Possession in fact is actual or physical possession. It is a physical relation to the thing. Possession in law means possession in the eye of law. It means a possession which is recognized and protected by law. There is sometimes discrepancy between possession in fact and possession in law, although usually possession exists both in the fact and in law in the sane person. A person who is in possession in fact of a thing also comes to have possession in law.

2.  Immediate Possession and Mediate Possession

Immediate Possession is also called direct possession and Mediate Possession is also known as indirect possession. If the relation between the possessor and the thing possessed is a direct one, it is a case of immediate possession. When the relation is through the intervention or agency of some other person, it is called mediate possession.

3.  Corporeal Possession and Incorporeal Possession

Corporal Possession is the possession of a material object and Incorporeal Possession is the possession of an immaterial object. Possession of house, book or cow is the example of corporal possession. And the possession of a copyright, a patent or a trademark is the example of incorporeal possession.

4.  Representative Possession

Representative Possession is that in which the owner has possession of a thing through an agent or a servant. Here legal possession is hold by some one and the real possession is hold by his representative.

5.  Concurrent Possession

In the case of Concurrent Possession, the possession of a thing may be in the hands of two or more persons at the same time.

6.  Derivative Possession

In the case of Derivative Possession, the holder of the thing combines in himself both the physical and mental elements which constitute legal possession. A creditor has a derivative possession of the thing pledged to him.
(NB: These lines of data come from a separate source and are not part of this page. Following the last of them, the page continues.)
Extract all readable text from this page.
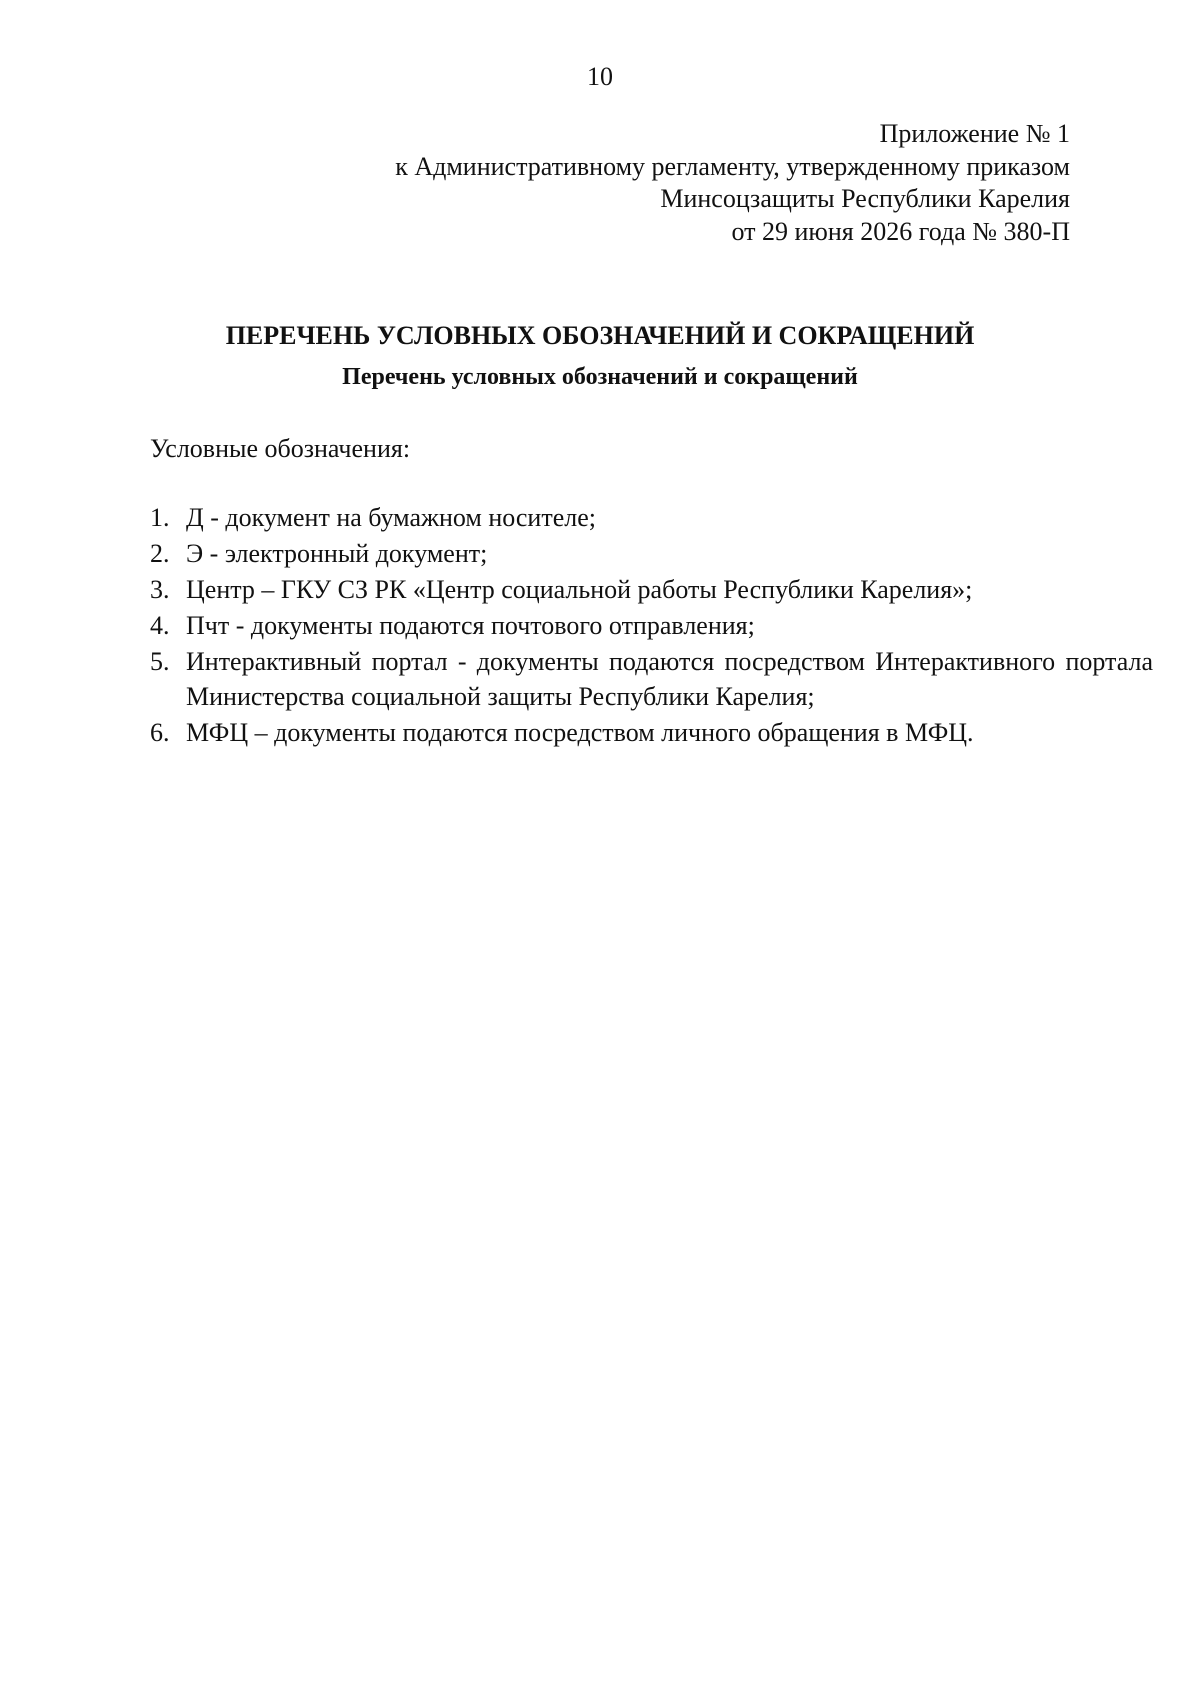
10
Приложение № 1
к Административному регламенту, утвержденному приказом
Минсоцзащиты Республики Карелия
от 29 июня 2026 года № 380-П
ПЕРЕЧЕНЬ УСЛОВНЫХ ОБОЗНАЧЕНИЙ И СОКРАЩЕНИЙ
Перечень условных обозначений и сокращений
Условные обозначения:
1. Д - документ на бумажном носителе;
2. Э - электронный документ;
3. Центр – ГКУ СЗ РК «Центр социальной работы Республики Карелия»;
4. Пчт - документы подаются почтового отправления;
5. Интерактивный портал - документы подаются посредством Интерактивного портала Министерства социальной защиты Республики Карелия;
6. МФЦ – документы подаются посредством личного обращения в МФЦ.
7.  Constructive Possession

Constructive Possession is not actual possession. It is a possession in law and not possession in fact. The goods sold by me are lying in a warehouse and if I hand over the keys of the warehouse to the purchaser, it latter comes to have the constructive possession of the thing.

8.  Adverse Possession

The possession of property by a person is adverse to every other person having or claiming to have a right to possession of that property by virtue of a different title.

9.  Duplicate Possession Possession is a right to exclusive use and it is not possible for two persons to have independent and adverse claims to possession of the same thing at a time. The possession of a thing by one person is compatible with its possession by another only where the two claims are not mutually adverse. Claims to possession which admit of concurrent relation give rise to duplicate possession.